1500 adet basılan ve bunların 1200’ü başarıyla abonelerine dağıtılan Emel, Dobruca’da büyük bir heyecan ve sevinç dalgası yaratır. Kentlerden köylere kadar hemen her Türk–Tatar evine girer ve ilgiyle okunur. Emel, çok kısa sürede Kırım Tatarlarının yolbaşçısı Cafer Seydahmet Kırımer’in dikkatini çeker. Kırımer’in takdir, teşvik ve tavsiyeleri ile Emel, Gökbayrağın Kırım’da yeniden hür ve ebedî olarak dalgalanması “emel”ine ulaşmak için, Kırım istiklâl davasının yayın organı ve savunucusu olma, Kırım Türklerinin hür dünyada sesi vazifesini yüklenir. Böylece Emel gerçekten de hedeflendiği gibi, milletin arayıp bulduğu bir ışık olur.

Emel Dobruca’ya tam anlamıyla bir Rönesans iklimi getirir: Fikir ve kültür hayatını canlandırır. Yapılan yayınlar ve çalışmalar millî düşünceyi besler ve yüceltir. Sönmemiş ama cılız kalmış Kırım ateşini harlar, canlandırır. Millî duyguyu, millî ruhu, bilinmeyen tarihin ihtişamlı sayfalarını, şahsiyetlerini, dil kültür ve medeniyet zenginliklerini evden eve, nesilden nesile taşımaya ve halkı millî bir gaye etrafında toplamaya çalışır. Emelciler uzun yolculuklarının daha başlangıcında hem Türkiye hem de Türk Dünyasının aydınları ile irtibata geçerek büyük bir fikir ve gönül coğrafyasına erişebilmiştir.

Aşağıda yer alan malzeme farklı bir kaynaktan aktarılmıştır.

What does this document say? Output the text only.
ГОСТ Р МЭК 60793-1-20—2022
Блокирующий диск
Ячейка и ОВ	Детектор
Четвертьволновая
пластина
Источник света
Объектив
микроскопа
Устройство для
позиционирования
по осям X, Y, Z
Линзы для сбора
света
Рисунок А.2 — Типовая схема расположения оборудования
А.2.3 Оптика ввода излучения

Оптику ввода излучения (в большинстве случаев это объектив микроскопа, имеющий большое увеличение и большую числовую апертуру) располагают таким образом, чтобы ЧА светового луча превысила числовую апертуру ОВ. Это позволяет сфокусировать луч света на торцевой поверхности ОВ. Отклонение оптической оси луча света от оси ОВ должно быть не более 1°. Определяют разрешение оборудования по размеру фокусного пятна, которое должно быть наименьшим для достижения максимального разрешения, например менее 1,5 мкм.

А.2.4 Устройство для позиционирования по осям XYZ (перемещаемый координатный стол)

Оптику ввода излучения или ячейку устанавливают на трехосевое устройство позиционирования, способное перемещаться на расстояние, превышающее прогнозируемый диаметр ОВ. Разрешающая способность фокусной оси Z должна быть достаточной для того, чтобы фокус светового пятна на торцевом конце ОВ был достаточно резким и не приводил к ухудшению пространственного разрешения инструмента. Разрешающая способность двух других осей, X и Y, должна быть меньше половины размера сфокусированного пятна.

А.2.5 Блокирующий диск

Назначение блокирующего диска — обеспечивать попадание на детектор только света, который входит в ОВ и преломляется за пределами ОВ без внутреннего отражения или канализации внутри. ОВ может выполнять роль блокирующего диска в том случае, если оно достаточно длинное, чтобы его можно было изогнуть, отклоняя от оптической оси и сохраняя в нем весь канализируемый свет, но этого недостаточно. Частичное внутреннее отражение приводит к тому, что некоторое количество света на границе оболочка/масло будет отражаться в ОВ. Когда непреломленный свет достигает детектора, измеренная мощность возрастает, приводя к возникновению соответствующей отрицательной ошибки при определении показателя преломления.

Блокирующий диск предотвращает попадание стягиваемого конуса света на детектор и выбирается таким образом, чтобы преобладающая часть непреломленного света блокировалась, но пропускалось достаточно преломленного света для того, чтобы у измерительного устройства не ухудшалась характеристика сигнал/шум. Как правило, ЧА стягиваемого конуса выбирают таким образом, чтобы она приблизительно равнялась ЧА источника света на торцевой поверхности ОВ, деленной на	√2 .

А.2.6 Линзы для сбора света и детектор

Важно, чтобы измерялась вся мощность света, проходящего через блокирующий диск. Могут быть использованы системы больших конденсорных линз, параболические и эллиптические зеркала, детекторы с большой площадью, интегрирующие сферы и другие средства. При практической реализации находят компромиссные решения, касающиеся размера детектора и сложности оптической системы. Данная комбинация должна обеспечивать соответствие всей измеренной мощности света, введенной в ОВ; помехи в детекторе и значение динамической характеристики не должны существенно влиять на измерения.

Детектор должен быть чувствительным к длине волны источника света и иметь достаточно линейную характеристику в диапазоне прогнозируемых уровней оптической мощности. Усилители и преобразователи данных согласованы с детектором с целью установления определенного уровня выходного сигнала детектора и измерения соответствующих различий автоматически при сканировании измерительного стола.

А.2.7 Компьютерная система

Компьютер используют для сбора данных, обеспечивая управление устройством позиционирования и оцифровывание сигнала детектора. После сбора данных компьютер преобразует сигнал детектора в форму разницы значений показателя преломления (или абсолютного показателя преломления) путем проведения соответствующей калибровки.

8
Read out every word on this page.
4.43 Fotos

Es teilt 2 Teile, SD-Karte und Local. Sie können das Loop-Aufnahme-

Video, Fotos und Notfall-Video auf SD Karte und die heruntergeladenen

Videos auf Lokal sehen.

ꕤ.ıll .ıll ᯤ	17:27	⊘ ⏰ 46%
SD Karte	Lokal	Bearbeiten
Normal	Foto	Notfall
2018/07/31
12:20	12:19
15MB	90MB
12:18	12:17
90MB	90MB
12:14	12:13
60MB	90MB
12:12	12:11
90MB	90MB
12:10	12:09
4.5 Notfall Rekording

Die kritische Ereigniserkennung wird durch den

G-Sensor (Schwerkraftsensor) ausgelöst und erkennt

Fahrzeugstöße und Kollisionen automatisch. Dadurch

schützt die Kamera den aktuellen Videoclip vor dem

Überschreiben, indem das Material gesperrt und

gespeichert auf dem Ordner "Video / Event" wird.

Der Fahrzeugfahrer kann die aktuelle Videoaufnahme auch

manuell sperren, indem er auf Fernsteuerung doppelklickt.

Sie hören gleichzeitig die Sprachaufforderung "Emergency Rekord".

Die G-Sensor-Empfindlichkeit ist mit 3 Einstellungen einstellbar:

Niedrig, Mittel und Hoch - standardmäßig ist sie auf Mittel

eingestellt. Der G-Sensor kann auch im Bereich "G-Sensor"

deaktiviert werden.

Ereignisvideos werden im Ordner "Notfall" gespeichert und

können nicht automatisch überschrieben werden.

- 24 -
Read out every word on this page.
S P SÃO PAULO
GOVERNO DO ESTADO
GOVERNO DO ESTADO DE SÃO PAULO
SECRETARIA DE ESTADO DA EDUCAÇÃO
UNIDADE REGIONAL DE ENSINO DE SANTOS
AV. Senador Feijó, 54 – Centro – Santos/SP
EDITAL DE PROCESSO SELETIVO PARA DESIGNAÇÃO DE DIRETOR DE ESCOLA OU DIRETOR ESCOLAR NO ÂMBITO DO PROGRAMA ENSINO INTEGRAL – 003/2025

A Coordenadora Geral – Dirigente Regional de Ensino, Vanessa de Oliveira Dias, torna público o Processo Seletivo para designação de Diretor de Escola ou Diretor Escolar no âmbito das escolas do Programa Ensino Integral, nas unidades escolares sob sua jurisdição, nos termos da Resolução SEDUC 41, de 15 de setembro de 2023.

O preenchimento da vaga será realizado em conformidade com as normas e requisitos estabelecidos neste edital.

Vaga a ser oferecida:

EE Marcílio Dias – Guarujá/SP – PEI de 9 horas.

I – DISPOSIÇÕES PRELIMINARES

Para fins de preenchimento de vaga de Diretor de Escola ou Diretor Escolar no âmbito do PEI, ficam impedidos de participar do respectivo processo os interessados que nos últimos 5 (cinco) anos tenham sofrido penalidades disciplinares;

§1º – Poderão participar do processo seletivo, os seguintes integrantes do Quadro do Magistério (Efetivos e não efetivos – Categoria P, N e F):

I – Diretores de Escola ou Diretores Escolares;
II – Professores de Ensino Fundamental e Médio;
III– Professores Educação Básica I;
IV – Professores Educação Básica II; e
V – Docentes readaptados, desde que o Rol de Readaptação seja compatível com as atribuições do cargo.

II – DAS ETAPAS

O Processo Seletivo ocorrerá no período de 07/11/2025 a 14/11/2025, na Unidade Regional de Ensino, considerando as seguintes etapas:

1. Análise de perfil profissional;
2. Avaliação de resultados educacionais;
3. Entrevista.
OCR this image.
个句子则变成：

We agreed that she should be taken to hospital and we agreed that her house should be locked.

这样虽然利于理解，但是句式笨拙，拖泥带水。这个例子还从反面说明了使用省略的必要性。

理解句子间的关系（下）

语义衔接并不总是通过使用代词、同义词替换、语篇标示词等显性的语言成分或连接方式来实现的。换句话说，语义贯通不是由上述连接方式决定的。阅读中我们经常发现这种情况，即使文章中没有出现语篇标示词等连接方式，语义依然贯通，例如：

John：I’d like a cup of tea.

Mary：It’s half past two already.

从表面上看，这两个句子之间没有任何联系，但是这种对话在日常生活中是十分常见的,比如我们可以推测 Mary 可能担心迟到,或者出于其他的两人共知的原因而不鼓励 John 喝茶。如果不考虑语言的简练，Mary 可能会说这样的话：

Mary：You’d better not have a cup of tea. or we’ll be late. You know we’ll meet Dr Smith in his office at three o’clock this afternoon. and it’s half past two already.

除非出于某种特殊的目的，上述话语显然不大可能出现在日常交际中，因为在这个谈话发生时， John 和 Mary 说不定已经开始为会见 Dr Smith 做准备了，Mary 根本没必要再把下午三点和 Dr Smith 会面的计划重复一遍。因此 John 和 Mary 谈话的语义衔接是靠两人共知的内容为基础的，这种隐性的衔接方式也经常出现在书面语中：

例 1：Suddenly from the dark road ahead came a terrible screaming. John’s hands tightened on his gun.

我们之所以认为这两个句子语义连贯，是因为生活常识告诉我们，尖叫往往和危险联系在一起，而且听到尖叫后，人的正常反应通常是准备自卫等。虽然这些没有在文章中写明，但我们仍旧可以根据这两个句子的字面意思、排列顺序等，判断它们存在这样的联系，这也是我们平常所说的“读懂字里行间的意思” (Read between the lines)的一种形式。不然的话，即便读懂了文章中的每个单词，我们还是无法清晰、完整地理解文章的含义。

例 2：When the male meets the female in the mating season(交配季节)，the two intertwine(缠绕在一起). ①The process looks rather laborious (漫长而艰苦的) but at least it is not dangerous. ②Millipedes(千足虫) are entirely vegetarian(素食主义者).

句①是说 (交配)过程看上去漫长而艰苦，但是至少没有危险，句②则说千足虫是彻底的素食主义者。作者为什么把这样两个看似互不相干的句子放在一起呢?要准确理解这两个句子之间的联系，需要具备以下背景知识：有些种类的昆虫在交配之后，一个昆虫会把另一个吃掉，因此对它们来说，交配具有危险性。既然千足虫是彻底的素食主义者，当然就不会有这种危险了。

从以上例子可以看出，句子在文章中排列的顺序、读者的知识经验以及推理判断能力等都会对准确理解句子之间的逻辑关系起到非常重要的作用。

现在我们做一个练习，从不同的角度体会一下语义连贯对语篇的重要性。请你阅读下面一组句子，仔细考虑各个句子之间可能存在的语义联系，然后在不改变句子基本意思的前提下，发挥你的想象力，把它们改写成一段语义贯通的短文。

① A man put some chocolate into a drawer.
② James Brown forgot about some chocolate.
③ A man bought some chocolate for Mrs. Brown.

Emel’in yayın faaliyeti hiç de kolay olmayan, emek, sabır ve sebat gerektiren bir işti. Dergi iki yıl boyunca 15 günde bir, 18 x 30 cm’lik büyük ebatta ve 8 ilâ 40 sayfa hacminde muntazaman yayınlanır. Eldeki az sayıdaki 10 ve 12 puntoluk harfler ancak 4 sayfanın dizgisini yapmaya yeterli oluyordu. Bunlarla 4 sayfa basılıyor, derginin sonraki kısmı için yeniden dizgi yapılıp bu şekilde parça parça baskı işlemi gerçekleştiriliyordu. Günümüz teknolojileri ile kıyaslandığında ne derece meşakkatli ve fedakârca bir iş olduğu anlaşılabilir. Zamanla işlerin büyük kısmı Müstecib Ülküsal, Tahsin İbrahim ve Kazım Seydahmet’in üzerine kalır. Ama hiçbir zaman vazgeçmezler. Yeni harfler satın alıp imkânlarını genişletirler. Emel Mecmuası dışında tarihî, siyasî eserler, şiir kitapları, piyesler, broşürler basılıp dağıtılır. 1939’un Temmuz’unda Latin harfleri ile yayınlanmaya başlar. At arabasıyla, köyden köye, kasabadan kasabaya ev ev dolaşarak topladıkları abone gelirleri, masrafları karşılamadığından Emelciler bu açığı hep kendi ceplerinden karşılamak zorunda kalmışlardır. 2. Dünya Savaşı’nda Alman askerlerinin Romanya’ya yerleşmesi ile abone işlerinin takibi ve tahsilatı mümkün olamamış ve Müstecib Ülküsal Pazarcık şehrinde sattığı evinin parasını Emel’i çıkarabilmek için kullanmıştır.  Nihayet savaşın ağır şartları altında 154. Sayı 1940’ın Eylül ayında neşredilir ve bu Romanya’da çıkan son sayı olur. Ama matbaa hurufatı sandıklara doldurularak Kırım’a gönderilir ve Kırım’da Azat Kırım gazetesinin neşrinde kullanılır.

1960’ta yeniden çıkarken

Ülküsal ailesi ile Türkiye’ye mecburen göç eder ve yeni bir hayata başlar, avukatlık yaparak geçimini sağlar. Aradan 20 yıl geçer… Emel’in eksikliği hissedilmektedir. Sonunda Ülküsal’ın Ankara’daki birkaç fedakâr ve idealist arkadaşının teşebbüsü ile, Ahmet Karakaya’nın önderliğinde, Niyazi Kırımman’ın sahipliği ve Hüsamettin Korkut’un yazı işyeri sorumluluğunda 30 sene öncesinin aynı emel ve duygularıyla tekrar yayına başlar.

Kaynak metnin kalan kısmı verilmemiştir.